The Board of Control for Cricket in India is preparing to start training programme for national team players. Prevention of injuries will be a bigger challenge as players return to the field for the first time in two months since the nationwide lockdown was imposed in the last week of March.
Indian national team fielding coach R Sridhar has revealed that a four-phased training module will be adopted to prepare the elite Indian cricketers for attaining peak match fitness over four to six weeks of training.
Sridhar, who has been associated with the Indian team for six years now, in an interview with national news agency PTI has revealed that how Virat Kohli and Co will train to regain their desired physical and match fitness for the rigours of international cricket when the ball starts rolling again amid the COVID-19 pandemic.
“I think if you have a camp for 4-6 weeks, we can bring them to peak match readiness…fast bowler needs around 6 weeks, batsmen might take a bit less time,” Sridhar is reported as saying. “Once we get a date (on start of national camp) from the BCCI and approved by the government of India, we can start working backwards (starting from scratch).
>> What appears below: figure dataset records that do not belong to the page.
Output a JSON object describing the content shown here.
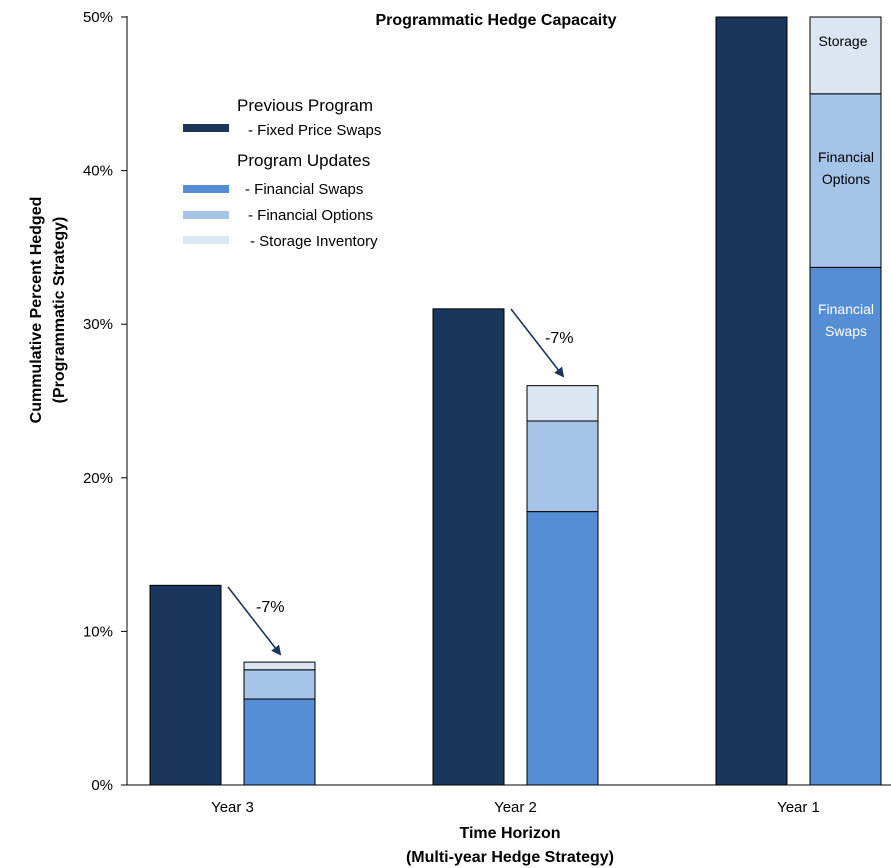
{
  "chart_data": {
    "type": "bar",
    "title": "Programmatic Hedge Capacaity",
    "xlabel": [
      "Time Horizon",
      "(Multi-year Hedge Strategy)"
    ],
    "ylabel": [
      "Cummulative Percent Hedged",
      "(Programmatic Strategy)"
    ],
    "ylim": [
      0,
      50
    ],
    "yticks": [
      0,
      10,
      20,
      30,
      40,
      50
    ],
    "ytick_labels": [
      "0%",
      "10%",
      "20%",
      "30%",
      "40%",
      "50%"
    ],
    "categories": [
      "Year 3",
      "Year 2",
      "Year 1"
    ],
    "grid": false,
    "legend_position": "top-left",
    "series": [
      {
        "name": "Fixed Price Swaps",
        "group": "Previous Program",
        "stack": "previous",
        "color": "#1b365d",
        "values": [
          13,
          31,
          50
        ]
      },
      {
        "name": "Financial Swaps",
        "group": "Program Updates",
        "stack": "updates",
        "color": "#558ed5",
        "values": [
          5.6,
          17.8,
          33.7
        ]
      },
      {
        "name": "Financial Options",
        "group": "Program Updates",
        "stack": "updates",
        "color": "#a6c3e8",
        "values": [
          1.9,
          5.9,
          11.3
        ]
      },
      {
        "name": "Storage Inventory",
        "group": "Program Updates",
        "stack": "updates",
        "color": "#dce6f2",
        "values": [
          0.5,
          2.3,
          5.0
        ]
      }
    ],
    "legend": {
      "group1": "Previous Program",
      "group1_items": [
        "- Fixed Price Swaps"
      ],
      "group2": "Program Updates",
      "group2_items": [
        "- Financial Swaps",
        "- Financial Options",
        "- Storage Inventory"
      ]
    },
    "annotations": [
      {
        "text": "-7%",
        "category": "Year 3"
      },
      {
        "text": "-7%",
        "category": "Year 2"
      }
    ],
    "segment_labels": {
      "storage": "Storage",
      "options": [
        "Financial",
        "Options"
      ],
      "swaps": [
        "Financial",
        "Swaps"
      ]
    }
  }
}
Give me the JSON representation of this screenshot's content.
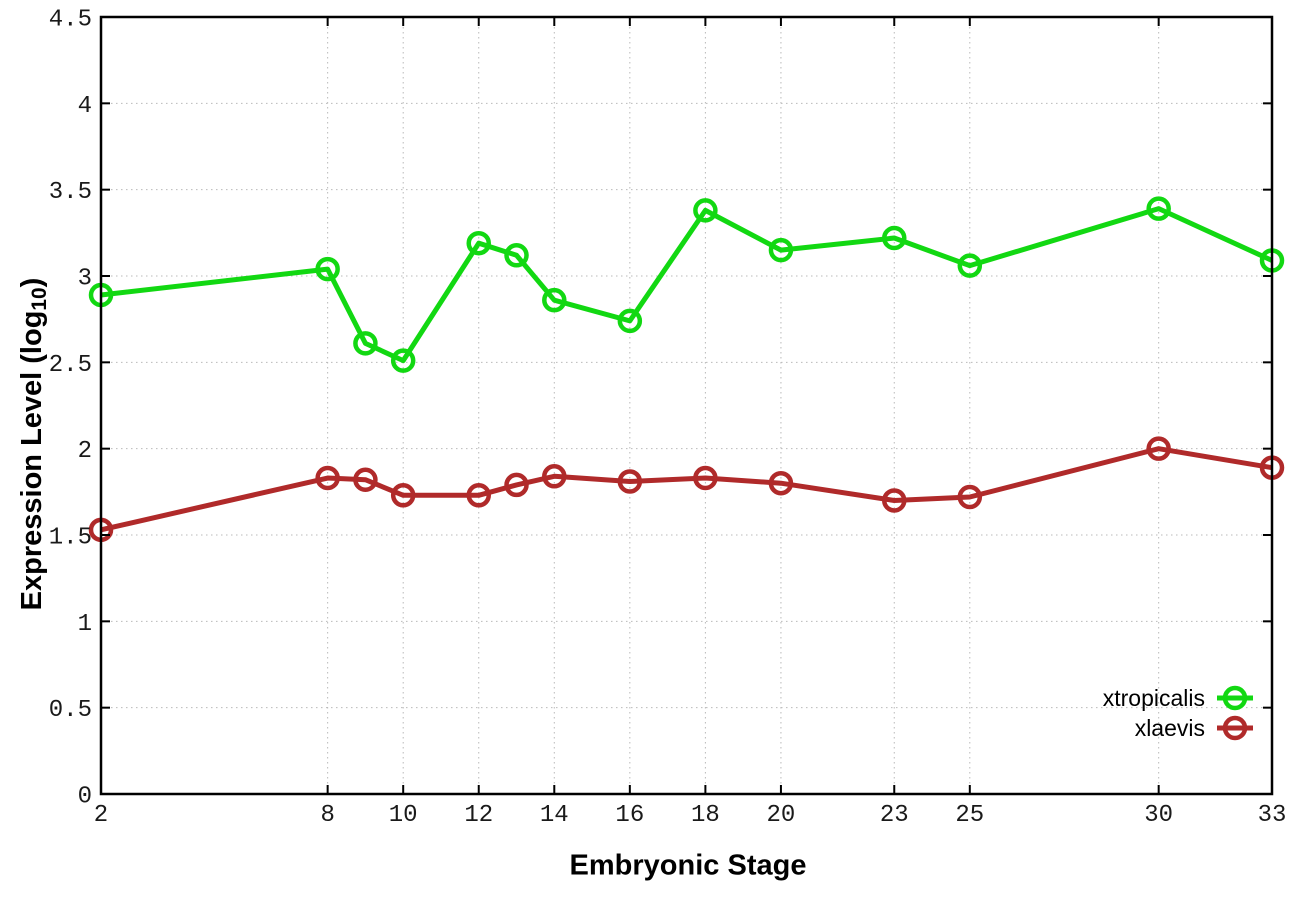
{
  "chart_data": {
    "type": "line",
    "xlabel": "Embryonic Stage",
    "ylabel": "Expression Level (log10)",
    "ylabel_parts": {
      "pre": "Expression Level (log",
      "sub": "10",
      "post": ")"
    },
    "x": [
      2,
      8,
      9,
      10,
      12,
      13,
      14,
      16,
      18,
      20,
      23,
      25,
      30,
      33
    ],
    "series": [
      {
        "name": "xtropicalis",
        "color": "#12d812",
        "values": [
          2.89,
          3.04,
          2.61,
          2.51,
          3.19,
          3.12,
          2.86,
          2.74,
          3.38,
          3.15,
          3.22,
          3.06,
          3.39,
          3.09
        ]
      },
      {
        "name": "xlaevis",
        "color": "#b02a2a",
        "values": [
          1.53,
          1.83,
          1.82,
          1.73,
          1.73,
          1.79,
          1.84,
          1.81,
          1.83,
          1.8,
          1.7,
          1.72,
          2.0,
          1.89
        ]
      }
    ],
    "xticks": [
      2,
      8,
      10,
      12,
      14,
      16,
      18,
      20,
      23,
      25,
      30,
      33
    ],
    "xtick_labels": [
      "2",
      "8",
      "10",
      "12",
      "14",
      "16",
      "18",
      "20",
      "23",
      "25",
      "30",
      "33"
    ],
    "yticks": [
      0,
      0.5,
      1,
      1.5,
      2,
      2.5,
      3,
      3.5,
      4,
      4.5
    ],
    "ytick_labels": [
      "0",
      "0.5",
      "1",
      "1.5",
      "2",
      "2.5",
      "3",
      "3.5",
      "4",
      "4.5"
    ],
    "xlim": [
      2,
      33
    ],
    "ylim": [
      0,
      4.5
    ],
    "grid": true,
    "legend_position": "bottom-right",
    "legend_labels": [
      "xtropicalis",
      "xlaevis"
    ]
  },
  "colors": {
    "background": "#ffffff",
    "border": "#000000",
    "grid": "#b9b9b9",
    "tick_text": "#1a1a1a",
    "series_green": "#12d812",
    "series_red": "#b02a2a"
  }
}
The challenge is to proceed in right phases as players can get excited when they play after 14 or 15 weeks.
“It’s pertinent that we move in right manner forward. Don’t want to look too much ahead,” he explained. “Initially, we have to give them progressive workload. You can’t have a sudden spike in workload which could lead to injuries,” said the former Hyderabad left-arm spinner.
The training will start with the “low volume-low intensity” training in the first phase, with gradually improving to “moderate volume-low intensity”, “high volume-moderate intensity” and eventually to the “high volume-high intensity” modules, revealed the coach.
Elaborating further, he revealed that may be the fast bowlers will start with two overs from half or quarter run-up. The deliveries will be bowled at 20 or 30 percent intensity. For a fielder, it will be at the maximum, six throws over 10 metres or 6 throws over 20 metres at 40 to 50 per cent intensity.
For the batsmen, it will start with five to six minutes of batting against moderate pace bowling. Similarly, catching practice will start with semi-soft balls.